Where the show struggles is in sustaining its tone over 10 full hours. Yes, The Great has a nasty case of “why is this an hour long?”-itis, a common affliction among streaming shows and a natural enemy to the concision of good comedy, Succession being the exception that proves the rule. Such length gives The Great room to waver between sitcom-like satire and high-stakes drama: Sometimes, the brutality is slapstick, like when a priest sets himself on fire only for his martyrdom to be met with a shrug; sometimes, it’s genuinely horrifying, like when Peter nearly drowns his wife for attempting to escape her new circumstances. But it’s often difficult to tell when The Great wants us to snicker and when it wants us to gasp.

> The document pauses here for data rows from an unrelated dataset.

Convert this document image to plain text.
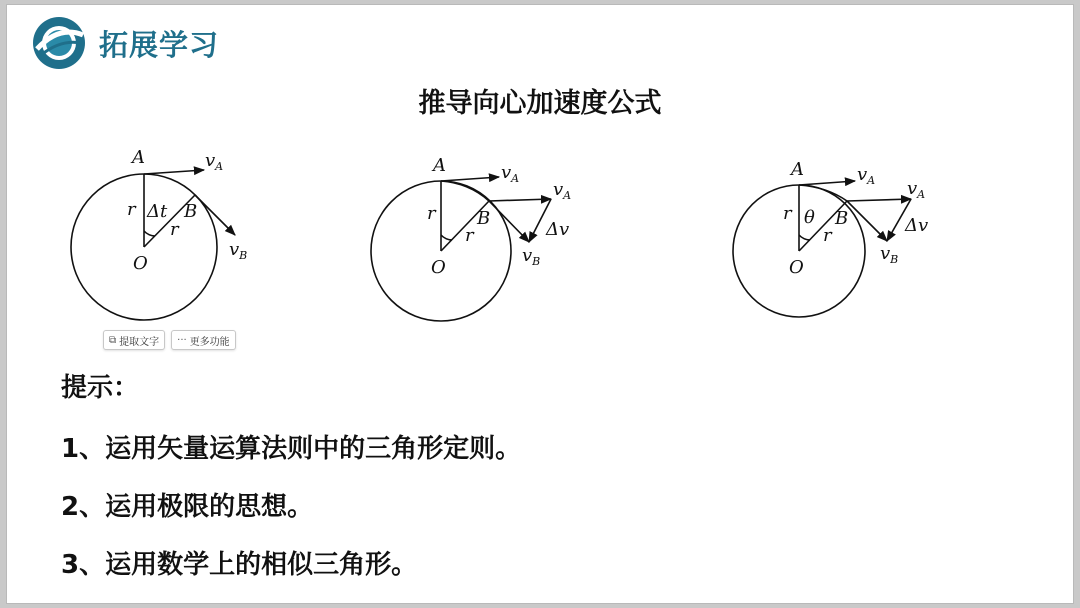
拓展学习
推导向心加速度公式
A
O
B
r
r
Δt
$v_A$
$v_B$
A
O
B
r
r
$v_A$
$v_A$
$v_B$
Δv
A
O
B
r
r
θ
$v_A$ $v_A$
$v_B$
Δv
⧉ 提取文字 ··· 更多功能
提示：
1、运用矢量运算法则中的三角形定则。
2、运用极限的思想。
3、运用数学上的相似三角形。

But, just as The Great is not the first show to hit on its addictive mix of fantasy and farce, it’s also not the first to wobble mid-balancing act. Dickinson, too, vacillates between the reckless absurdity of Wiz Khalifa as the Grim Reaper and the straight-faced seriousness of oversimplified girl power. Catherine the Great may have been an enlightened despot, but a despot she still was; serfdom wouldn’t be eliminated in Russia until well into the next century. She’s an awkward fit for a “more-women-guards”–style empowerment narrative, even when the awkwardness is part of the joke.

Yet, also like Dickinson, The Great has an ideal saleswoman for its heady mix of high and low. At just 22, Fanning has a CV that already spans from Mike Mills to Nicolas Winding Refn. Catherine is a well-suited vessel for Fanning’s vulpine looks and wistful, romantic air, while demanding a skill set young ingenues are rarely asked to show off: comedic chops. The Great may predate The Favourite, but they share performances that serve as a center of gravity, even as everything around them careens from one extreme to the next.